Par bonheur, la France post industrielle s’est toujours montrée bienveillante envers la confrérie à laquelle j’appartiens depuis toujours. Celle des chasseurs d’émotion et des collectionneurs de courants d’air.
Aussi loin que je me souvienne j’ai toujours subi l’influence des voix. Quelque soient leur tessiture pourvu qu’elles charrient l’émotion, transpercent les corps et caressent les âmes, plongeant les uns et les autres dans un océan de frissons. C’est la raison pour laquelle j’aime le sport passionnément. L’événement fantasmé dans les conditions du direct, plus précisément.
Des voix sans visage ont bercé mon enfance. Mes parents conservaient sous clé le poste de télévision du salon comme un trésor imprenable. Aux rêves en noir et blanc, je privilégiais de toute façon l’arc en ciel de l’imagination. Je m’endormais tous les soirs avec caché sous mon oreiller, un petit transistor Radiola. Un filin invisible, pour mieux fuguer avant de sombrer dans le sommeil. J’enviais ces visages inconnus à la voix chaude et grave qui me décrivaient avec emphase et ferveur, ce dont j’étais privé. Ce désir d’émancipation s’exprima pleinement en 1968. Je vibrais pour les pavés des manifestations de Mai bien avant de me passionner pour ceux du Paris Roubaix. Si j’étais bien trop jeune pour faire la révolution, je prenais conscience que le monde ne tournerait jamais plus comme avant. L’ORTF avait congédié mes idoles grévistes. Thierry Roland, Robert Chapatte et Roger Couderc, monstres cathodiques avaient été recyclé pour mon plus grand bonheur dans mon petit transistor noir. Je me souviens que certains inconditionnels baissaient le son de leur téléviseur pour ressusciter Couderc à la télé les après-midi du tournoi. Moi j’étais trop content de capturer sa voix sur Europe 1 sans avoir besoin d’y rajouter des images. Ses « Allez les petits » déclenchaient en moi autant d’invitations à la rêverie. Dans le bourbier de Twickenham, les envolées lyriques du chantre de l’ovale transformaient les affrontements insipides en épopées homériques.

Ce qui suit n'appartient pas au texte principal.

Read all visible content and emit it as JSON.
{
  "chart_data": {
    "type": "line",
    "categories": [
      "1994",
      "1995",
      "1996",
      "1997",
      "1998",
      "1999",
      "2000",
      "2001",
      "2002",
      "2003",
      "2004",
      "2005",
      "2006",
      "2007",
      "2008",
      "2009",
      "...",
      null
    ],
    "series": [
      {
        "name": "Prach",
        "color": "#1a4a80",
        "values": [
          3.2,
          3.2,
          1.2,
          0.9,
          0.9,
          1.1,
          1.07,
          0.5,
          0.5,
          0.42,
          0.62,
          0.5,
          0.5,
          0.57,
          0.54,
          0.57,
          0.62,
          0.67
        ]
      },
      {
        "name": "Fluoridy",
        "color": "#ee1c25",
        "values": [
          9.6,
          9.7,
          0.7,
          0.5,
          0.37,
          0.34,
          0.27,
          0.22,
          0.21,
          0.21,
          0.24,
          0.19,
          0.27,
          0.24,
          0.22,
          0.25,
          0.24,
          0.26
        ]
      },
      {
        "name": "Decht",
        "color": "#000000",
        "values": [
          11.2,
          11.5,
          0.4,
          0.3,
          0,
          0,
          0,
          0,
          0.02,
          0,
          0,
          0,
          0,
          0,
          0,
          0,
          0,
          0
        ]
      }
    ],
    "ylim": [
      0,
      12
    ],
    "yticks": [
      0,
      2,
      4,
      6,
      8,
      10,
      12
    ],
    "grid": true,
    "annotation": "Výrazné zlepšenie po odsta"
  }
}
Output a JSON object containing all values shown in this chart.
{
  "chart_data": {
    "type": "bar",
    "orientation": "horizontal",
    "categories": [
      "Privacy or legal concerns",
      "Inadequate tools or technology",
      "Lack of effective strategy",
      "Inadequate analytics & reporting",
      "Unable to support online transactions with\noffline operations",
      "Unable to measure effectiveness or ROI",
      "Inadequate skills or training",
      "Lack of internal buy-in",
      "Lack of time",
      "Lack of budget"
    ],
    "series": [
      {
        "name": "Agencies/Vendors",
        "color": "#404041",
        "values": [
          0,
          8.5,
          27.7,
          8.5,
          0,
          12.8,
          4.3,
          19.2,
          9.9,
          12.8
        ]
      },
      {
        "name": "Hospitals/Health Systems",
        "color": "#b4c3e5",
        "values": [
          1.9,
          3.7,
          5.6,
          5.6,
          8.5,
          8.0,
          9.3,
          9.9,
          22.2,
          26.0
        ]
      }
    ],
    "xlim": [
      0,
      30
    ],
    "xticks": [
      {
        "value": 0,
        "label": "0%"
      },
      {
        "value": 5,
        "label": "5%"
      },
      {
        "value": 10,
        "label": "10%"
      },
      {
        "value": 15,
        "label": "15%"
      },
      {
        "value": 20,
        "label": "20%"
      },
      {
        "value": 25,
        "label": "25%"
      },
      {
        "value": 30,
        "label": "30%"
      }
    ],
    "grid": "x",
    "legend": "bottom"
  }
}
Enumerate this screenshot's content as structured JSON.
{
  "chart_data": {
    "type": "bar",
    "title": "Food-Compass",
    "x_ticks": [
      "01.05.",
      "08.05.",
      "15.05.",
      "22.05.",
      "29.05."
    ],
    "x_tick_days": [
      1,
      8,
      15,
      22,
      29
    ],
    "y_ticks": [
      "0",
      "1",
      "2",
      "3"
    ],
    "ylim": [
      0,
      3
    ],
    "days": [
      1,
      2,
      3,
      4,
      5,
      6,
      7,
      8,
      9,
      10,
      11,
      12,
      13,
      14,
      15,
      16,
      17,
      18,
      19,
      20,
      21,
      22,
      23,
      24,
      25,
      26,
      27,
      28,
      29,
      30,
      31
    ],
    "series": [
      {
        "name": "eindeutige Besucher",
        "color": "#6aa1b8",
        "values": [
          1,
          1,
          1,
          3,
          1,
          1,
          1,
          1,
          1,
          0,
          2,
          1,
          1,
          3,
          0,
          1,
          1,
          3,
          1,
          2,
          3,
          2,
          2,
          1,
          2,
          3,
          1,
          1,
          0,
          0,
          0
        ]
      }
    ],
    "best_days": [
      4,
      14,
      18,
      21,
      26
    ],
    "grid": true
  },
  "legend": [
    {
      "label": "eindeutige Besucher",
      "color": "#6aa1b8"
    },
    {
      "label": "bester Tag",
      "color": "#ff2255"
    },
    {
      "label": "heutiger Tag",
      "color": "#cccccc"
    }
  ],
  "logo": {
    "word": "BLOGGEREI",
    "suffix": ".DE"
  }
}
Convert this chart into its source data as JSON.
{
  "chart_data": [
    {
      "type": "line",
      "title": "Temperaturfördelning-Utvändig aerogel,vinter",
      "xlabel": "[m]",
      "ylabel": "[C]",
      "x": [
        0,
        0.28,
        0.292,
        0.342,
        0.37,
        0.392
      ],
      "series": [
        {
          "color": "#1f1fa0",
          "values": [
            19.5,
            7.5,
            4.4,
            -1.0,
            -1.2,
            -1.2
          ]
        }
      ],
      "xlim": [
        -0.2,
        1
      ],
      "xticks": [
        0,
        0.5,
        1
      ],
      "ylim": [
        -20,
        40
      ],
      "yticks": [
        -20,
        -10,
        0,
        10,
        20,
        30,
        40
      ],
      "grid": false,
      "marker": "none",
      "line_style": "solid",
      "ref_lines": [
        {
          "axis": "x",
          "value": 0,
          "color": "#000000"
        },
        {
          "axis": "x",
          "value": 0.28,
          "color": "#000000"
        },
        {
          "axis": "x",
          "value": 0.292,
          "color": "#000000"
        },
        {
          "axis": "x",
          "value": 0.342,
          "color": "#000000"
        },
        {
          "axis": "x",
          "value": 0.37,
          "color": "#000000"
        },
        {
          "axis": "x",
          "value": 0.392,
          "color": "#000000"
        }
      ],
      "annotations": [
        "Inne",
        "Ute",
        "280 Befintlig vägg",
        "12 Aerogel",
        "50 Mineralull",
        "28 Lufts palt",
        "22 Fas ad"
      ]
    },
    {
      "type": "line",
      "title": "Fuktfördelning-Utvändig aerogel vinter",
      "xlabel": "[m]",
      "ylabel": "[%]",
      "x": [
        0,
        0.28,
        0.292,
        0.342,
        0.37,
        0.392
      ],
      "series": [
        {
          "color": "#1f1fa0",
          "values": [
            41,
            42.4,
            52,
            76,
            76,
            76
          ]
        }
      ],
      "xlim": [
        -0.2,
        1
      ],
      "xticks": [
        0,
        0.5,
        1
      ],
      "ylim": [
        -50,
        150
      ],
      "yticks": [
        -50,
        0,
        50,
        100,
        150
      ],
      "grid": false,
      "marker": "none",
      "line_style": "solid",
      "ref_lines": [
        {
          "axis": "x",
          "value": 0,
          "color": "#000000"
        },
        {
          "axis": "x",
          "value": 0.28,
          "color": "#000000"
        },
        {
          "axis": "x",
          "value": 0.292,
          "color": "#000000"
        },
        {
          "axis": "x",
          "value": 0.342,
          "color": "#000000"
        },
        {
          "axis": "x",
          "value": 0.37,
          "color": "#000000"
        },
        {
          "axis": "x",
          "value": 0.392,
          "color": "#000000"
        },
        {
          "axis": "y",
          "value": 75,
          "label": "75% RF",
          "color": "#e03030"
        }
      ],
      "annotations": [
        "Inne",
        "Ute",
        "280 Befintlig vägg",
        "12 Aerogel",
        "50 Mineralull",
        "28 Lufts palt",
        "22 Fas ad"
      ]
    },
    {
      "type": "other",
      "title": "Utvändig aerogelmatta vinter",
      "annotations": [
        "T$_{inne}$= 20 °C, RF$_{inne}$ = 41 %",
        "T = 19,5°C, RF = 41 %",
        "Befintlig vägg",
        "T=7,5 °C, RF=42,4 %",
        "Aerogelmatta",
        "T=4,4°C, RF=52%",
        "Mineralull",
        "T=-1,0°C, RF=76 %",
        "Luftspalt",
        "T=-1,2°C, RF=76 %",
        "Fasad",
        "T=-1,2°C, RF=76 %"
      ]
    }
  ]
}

Pendant les mois de juillet lorsque les pelouses étaient en jachères, je vivais au rythme des comptes rendus des étapes du Tour de France. Je préférais de loin ces voyages immobiles à toutes les colonies de vacances. Mes parents travaillaient la journée. Je me languissais entre deux flashes radio qui diffusés toutes demies heures se nourrissaient invariablement de « A vous la route du Tour ! » « Nous sommes au kilomètres 153 « Enchaînait la voix installée à l’arrière de la moto. « Je vous propose de faire un top à la sortie du village. Les échappés s’entendent à merveille, le maillot jaune est en sursis. » Le cœur battant, je fermais les yeux. Les secondes qui s’égrenaient me transportaient au paradis du goudron fondu et des mollets luisants, dans la quiétude des volets clos, à l’abri des soleils d’été.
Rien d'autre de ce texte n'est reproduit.